Si le souci proclamé des Etats-Unis est de mener une guerre planétaire
contre le terrorisme, la création d’un commandement spécifique
pour l’Afrique marque aussi d’une manière sous-jacente l’implication
plus marquée de l’Amérique dans la compétition que se livrent
les grandes puissances pour la conquête des marchés africains particulièrement
le pétrole qui fournit 30 pour cent de la consommation mondiale.
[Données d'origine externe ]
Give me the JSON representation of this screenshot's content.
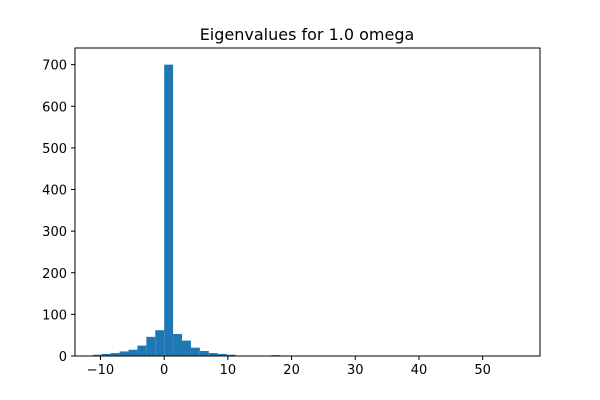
{
  "chart_data": {
    "type": "histogram",
    "title": "Eigenvalues for 1.0 omega",
    "xlabel": "",
    "ylabel": "",
    "xlim": [
      -14,
      59
    ],
    "ylim": [
      0,
      740
    ],
    "bar_color": "#1f77b4",
    "x_ticks": [
      -10,
      0,
      10,
      20,
      30,
      40,
      50
    ],
    "y_ticks": [
      0,
      100,
      200,
      300,
      400,
      500,
      600,
      700
    ],
    "bin_width": 1.4,
    "bins": [
      {
        "x0": -11.2,
        "count": 3
      },
      {
        "x0": -9.8,
        "count": 5
      },
      {
        "x0": -8.4,
        "count": 7
      },
      {
        "x0": -7.0,
        "count": 11
      },
      {
        "x0": -5.6,
        "count": 15
      },
      {
        "x0": -4.2,
        "count": 25
      },
      {
        "x0": -2.8,
        "count": 46
      },
      {
        "x0": -1.4,
        "count": 62
      },
      {
        "x0": 0.0,
        "count": 700
      },
      {
        "x0": 1.4,
        "count": 53
      },
      {
        "x0": 2.8,
        "count": 37
      },
      {
        "x0": 4.2,
        "count": 20
      },
      {
        "x0": 5.6,
        "count": 12
      },
      {
        "x0": 7.0,
        "count": 7
      },
      {
        "x0": 8.4,
        "count": 5
      },
      {
        "x0": 9.8,
        "count": 3
      },
      {
        "x0": 11.2,
        "count": 1
      },
      {
        "x0": 12.6,
        "count": 1
      },
      {
        "x0": 16.8,
        "count": 2
      },
      {
        "x0": 18.2,
        "count": 1
      }
    ]
  }
}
Dans l’attente du déploiement de l’Africom, l’administration
américaine avait aménagé en 2006-2007 dans le Golfe de Guinée
une base flottante, constituée de navires à très grande vitesse
(swift ship) servis par un équipage de 300-400 marins pour la surveillance
côtière le long des pays riverains: Angola, Cameroun, Gabon,
Ghana, Guinée équatoriale, Liberia, Sao-Tome et Principe, Sénégal
et Nigeria.
Le dispositif américain en Afrique est complété en Afrique orientale
par la co-location de la base française de Djibouti «Le camp
Lemonier», ainsi que de la base aéro-navale de Diego-garcia dans
l’Océan indien, et par le nouveau rôle de gendarme confié à
l’Ethiopie dans sa répression des mouvements islamistes dans la
zone, notamment en Somalie.
Le positionnement américain à Djibouti a notamment pour mission
de détecter les groupes terroristes en liaison avec ceux du
Moyen-Orient. Le gouvernement américain soupçonne, en effet, l’organisation
Al-Qaïda de s’être implantée en Afrique de l’est, en particulier
en Somalie qui aurait abrité, selon Washington, le comorien Fazul
Abdullah Mohammed et le kenyan Saleh Ali Saleh Nabhan, impliqués
dans les attentats contre les ambassades américaines au Kenya et
en Tanzanie en 1998 au cours desquels deux cent vingt quatre personnes
avaient été tuées.
Ces suspicions fondées ou non expliquent le coup de force éthiopien
soutenu par les Américains contre la Somalie en 2007 ayant débouché
sur l’éviction du pouvoir du régime des «Tribunaux islamiques
» à Mogadiscio.
Le positionnement américain à Djibouti, face au Golfe, permet
en outre le contrôle stratégique de la route maritime qu’emprunte
un quart de la production pétrolière mondiale. La base de Djibouti
permet ainsi aux Etats-Unis et à la France de dominer l’extrémité
orientale de la vaste bande pétrolière traversant l’Afrique considérée
désormais comme vitale pour leurs intérêts stratégiques, une bande
allant de l’oléoduc Higleg-Port Soudan (1600 km) dans le sud-est
à l’oléoduc Tchad-Cameroun (100 km) et au Golfe de Guinée dans
l’Ouest. Un poste d’opération américain en Ouganda donne aux
Etats-Unis la possibilité de contrôler le sud-Soudan où se trouve
le gros des réserves soudanaises de brut.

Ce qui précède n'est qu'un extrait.